An OpenCL Sample I try to profile but still empty :

#include <iostream>
#include <CL/cl.hpp>
using namespace std;

int main() {
    //get all platforms (drivers)
    std::vector<cl::Platform> all_platforms;
    cl::Platform::get(&all_platforms);
    if(all_platforms.size()==0){
        std::cout<<" No platforms found. Check OpenCL installation!\n";
        exit(1);
    }
    cl::Platform default_platform=all_platforms[0];
    std::cout << "Using platform: "<<default_platform.getInfo<CL_PLATFORM_NAME>()<<"\n";

    //get default device of the default platform
    std::vector<cl::Device> all_devices;
    default_platform.getDevices(CL_DEVICE_TYPE_ALL, &all_devices);
    if(all_devices.size()==0){
        std::cout<<" No devices found. Check OpenCL installation!\n";
        exit(1);
    }
    cl::Device default_device=all_devices[0];
    std::cout<< "Using device: "<<default_device.getInfo<CL_DEVICE_NAME>()<<"\n";


    cl::Context context(CL_DEVICE_TYPE_GPU);

    cl::Program::Sources sources;

    // kernel calculates for each element C=A+B
    std::string kernel_code=
            "   void kernel simple_add(global const int* A, global const int* B, global int* C){       "
            "       C[get_global_id(0)]=A[get_global_id(0)]+B[get_global_id(0)];                 "
            "   }                                                                               ";


    cl::Program program(context, kernel_code, true);


    // create buffers on the device
    cl::Buffer buffer_A(context,CL_MEM_READ_WRITE,sizeof(int)*10);
    cl::Buffer buffer_B(context,CL_MEM_READ_WRITE,sizeof(int)*10);
    cl::Buffer buffer_C(context,CL_MEM_READ_WRITE,sizeof(int)*10);

    int A[] = {0, 1, 2, 3, 4, 5, 6, 7, 8, 9};
    int B[] = {0, 1, 2, 0, 1, 2, 0, 1, 2, 0};

    //create queue to which we will push commands for the device.
    cl::CommandQueue queue(context,default_device, CL_QUEUE_PROFILING_ENABLE);

    //write arrays A and B to the device
    queue.enqueueWriteBuffer(buffer_A,CL_TRUE,0,sizeof(int)*10,A);
    queue.enqueueWriteBuffer(buffer_B,CL_TRUE,0,sizeof(int)*10,B);


    //run the kernel
     auto vadd = cl::make_kernel<cl::Buffer, cl::Buffer, cl::Buffer>(program, "simple_add");
     vadd(cl::EnqueueArgs(queue, cl::NDRange(10)), buffer_A, buffer_B, buffer_C);


    int C[10];
    //read result C from the device to array C
    queue.enqueueReadBuffer(buffer_C,CL_TRUE,0,sizeof(int)*10,C);

    queue.finish();
    queue.flush();


    std::cout<<" result: \n";
    for(int i=0;i<10;i++){
        std::cout<<C[i]<<" ";
    }

    return 0;
}

Hi VladimirS,

Thank you for your asking, I just tested your OCL code and got no time line as well.

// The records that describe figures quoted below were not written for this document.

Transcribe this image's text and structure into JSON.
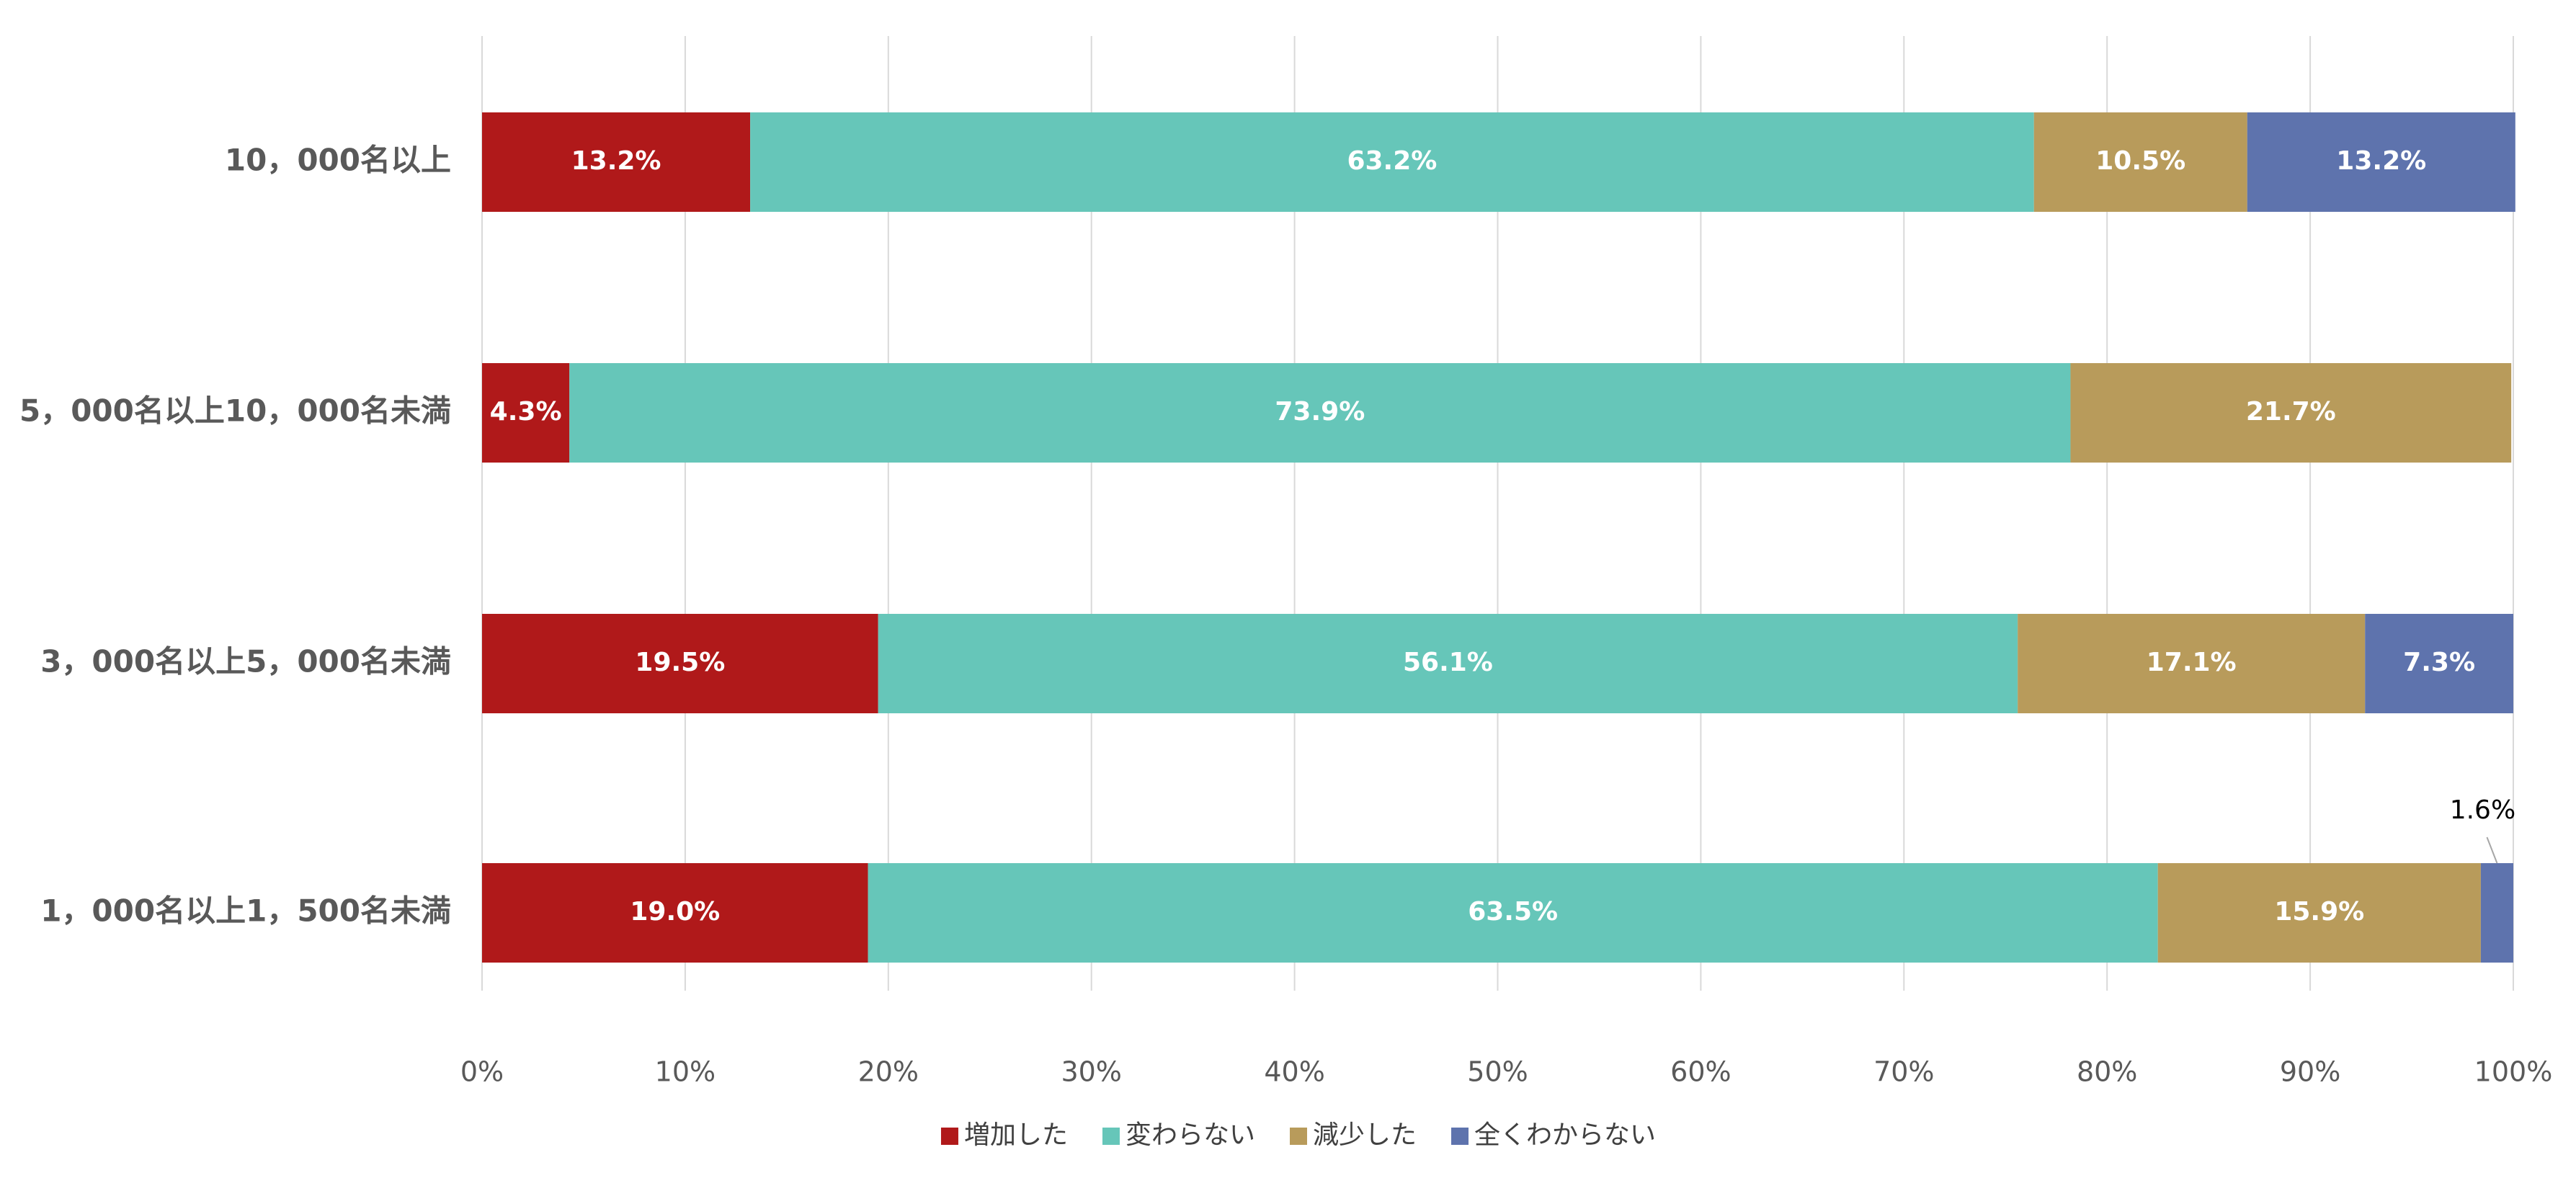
{
  "chart_data": {
    "type": "stacked-bar-horizontal",
    "categories": [
      "10，000名以上",
      "5，000名以上10，000名未満",
      "3，000名以上5，000名未満",
      "1，000名以上1，500名未満"
    ],
    "series": [
      {
        "name": "増加した",
        "color": "#b0191a",
        "values": [
          13.2,
          4.3,
          19.5,
          19.0
        ],
        "value_labels": [
          "13.2%",
          "4.3%",
          "19.5%",
          "19.0%"
        ]
      },
      {
        "name": "変わらない",
        "color": "#66c6b9",
        "values": [
          63.2,
          73.9,
          56.1,
          63.5
        ],
        "value_labels": [
          "63.2%",
          "73.9%",
          "56.1%",
          "63.5%"
        ]
      },
      {
        "name": "減少した",
        "color": "#b89b5b",
        "values": [
          10.5,
          21.7,
          17.1,
          15.9
        ],
        "value_labels": [
          "10.5%",
          "21.7%",
          "17.1%",
          "15.9%"
        ]
      },
      {
        "name": "全くわからない",
        "color": "#5e73ad",
        "values": [
          13.2,
          null,
          7.3,
          1.6
        ],
        "value_labels": [
          "13.2%",
          null,
          "7.3%",
          "1.6%"
        ]
      }
    ],
    "xlim": [
      0,
      100
    ],
    "xticks": [
      {
        "value": 0,
        "label": "0%"
      },
      {
        "value": 10,
        "label": "10%"
      },
      {
        "value": 20,
        "label": "20%"
      },
      {
        "value": 30,
        "label": "30%"
      },
      {
        "value": 40,
        "label": "40%"
      },
      {
        "value": 50,
        "label": "50%"
      },
      {
        "value": 60,
        "label": "60%"
      },
      {
        "value": 70,
        "label": "70%"
      },
      {
        "value": 80,
        "label": "80%"
      },
      {
        "value": 90,
        "label": "90%"
      },
      {
        "value": 100,
        "label": "100%"
      }
    ],
    "grid": true,
    "legend": "bottom"
  }
}
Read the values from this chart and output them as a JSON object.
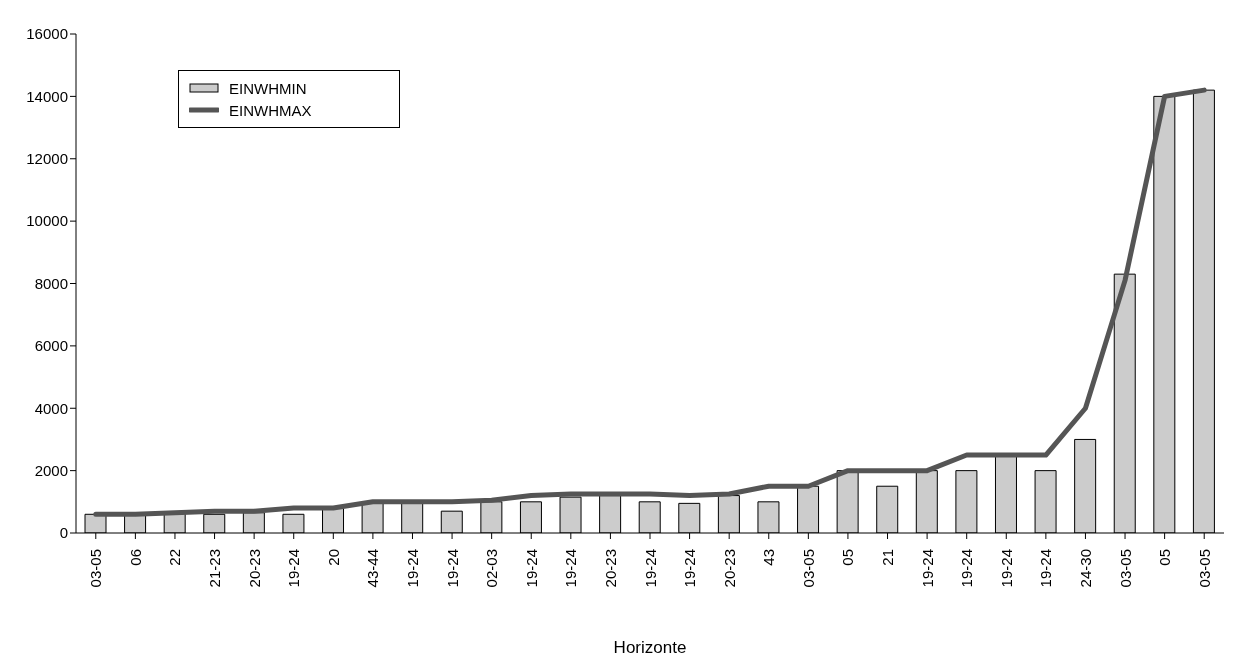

Nishgt profile uses nvprof to profile the GPU kernel and generate the time line, as far as I know nvprof doesn’t have support for opencl app

Best Regards

Thank you harryz_ for your answer,

I have tested this OCL code with NSight integrated in the Visual Studio solution. And it worked great !
So I’m wondering why the visual studio solution works instead of eclipse for an opencl application profiling.

Hi VladimirS,

You’re right, Performance Analysis in Nsight visual studio uses Nsight monitor and it can analysis OCL app, but the nvprof on windows also cannot work with OCL app, Nsight VSE works far different from the EE version.

By the way, NVIDIA Visual Profiler also cannot profile OCL app as it uses nvprof no matter on Windows or Linux.